Irish economy at important turning point
Ibec, the group that represents Irish business, today published its latest Economic Outlook report (see attached) stating that the Irish economy finds itself at an important turning point.
The report estimates that shifts in global capital markets and ongoing higher prices of commodities, such as energy imports, are already undermining the recovery momentum that characterised the first half of the year. Leading indicators and feedback from members suggest a slowdown is already underway in the growth rate of the two drivers of the domestic economy, consumer spending and investment, and this will continue into 2023. Ibec expects consumer spending growth to fall from 6.6% to 4% in 2023 and domestic investment to fall from 8.6% to just under 4%.
Marking the launch of the report, Ibec Head of National Policy & Chief Economist Gerard Brady outlined: “The Irish economy is at a turning point. Changes in the global environment – in commodity, energy and financial markets – are reshaping the global economy from the one we have recognised over the past decade. The era of record low interest rates, low inflation, and spare capacity we have lived through since the global financial crisis is being overturned. For Ireland, as a small open economy, shifts in the flow of capital through the global economy and slowdowns in our major trading partners can have an outsized impact on our growth model. Our members are already experiencing this through tighter capital markets and a greater focus on costs.

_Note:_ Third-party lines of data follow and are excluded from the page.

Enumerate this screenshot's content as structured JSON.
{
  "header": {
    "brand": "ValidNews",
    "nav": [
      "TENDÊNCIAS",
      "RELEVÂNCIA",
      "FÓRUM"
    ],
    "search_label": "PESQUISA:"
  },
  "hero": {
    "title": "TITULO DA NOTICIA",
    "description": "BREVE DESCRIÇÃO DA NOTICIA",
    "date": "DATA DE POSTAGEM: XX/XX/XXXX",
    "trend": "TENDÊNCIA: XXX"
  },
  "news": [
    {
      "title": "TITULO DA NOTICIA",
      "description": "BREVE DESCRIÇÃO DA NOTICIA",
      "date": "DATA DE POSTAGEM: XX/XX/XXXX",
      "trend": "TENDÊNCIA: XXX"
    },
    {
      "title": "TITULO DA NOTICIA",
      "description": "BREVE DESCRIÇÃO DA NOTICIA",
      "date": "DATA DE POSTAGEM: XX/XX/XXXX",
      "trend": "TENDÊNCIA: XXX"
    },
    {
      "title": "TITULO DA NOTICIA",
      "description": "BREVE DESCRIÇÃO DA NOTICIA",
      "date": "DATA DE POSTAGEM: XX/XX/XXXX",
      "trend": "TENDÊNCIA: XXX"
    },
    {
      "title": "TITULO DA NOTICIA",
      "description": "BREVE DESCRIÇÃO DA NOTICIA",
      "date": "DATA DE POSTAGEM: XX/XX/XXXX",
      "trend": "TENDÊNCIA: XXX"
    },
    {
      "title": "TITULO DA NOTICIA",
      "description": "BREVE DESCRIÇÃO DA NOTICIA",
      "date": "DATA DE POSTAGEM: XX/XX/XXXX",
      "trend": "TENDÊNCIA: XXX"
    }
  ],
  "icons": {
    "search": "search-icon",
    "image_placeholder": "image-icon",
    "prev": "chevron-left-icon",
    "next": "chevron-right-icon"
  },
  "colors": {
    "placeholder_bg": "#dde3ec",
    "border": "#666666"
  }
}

“The outlook for Irish business is marked by growing concern at rapid shifts in our competitive position and growing labour market policy costs being imposed by Government – which will most significantly impact on SMEs. This underlines the importance of controlling what we can here at home. As a society, we must plan for the long-term investments needed to grow our capacity and resilience in housing, energy, infrastructure and skills.
“There is a need to support those exposed to the downside of inflation. These supports should, however, be targeted at those businesses and households which are most in need. It is crucial that progress ongoing on an energy grant support scheme to help businesses through this challenging period is delivered in a timely manner. It is also crucial that the Government begin work on a time-limited labour market transition rebate, for companies which can show challenged viability due to State imposed increases in employment costs and regulation. This should come in the form of a temporary break from National Training Fund (NTF) payments and direct vouchers for training, skills, and productivity, funded from the almost €1 billion surplus in the NTF.”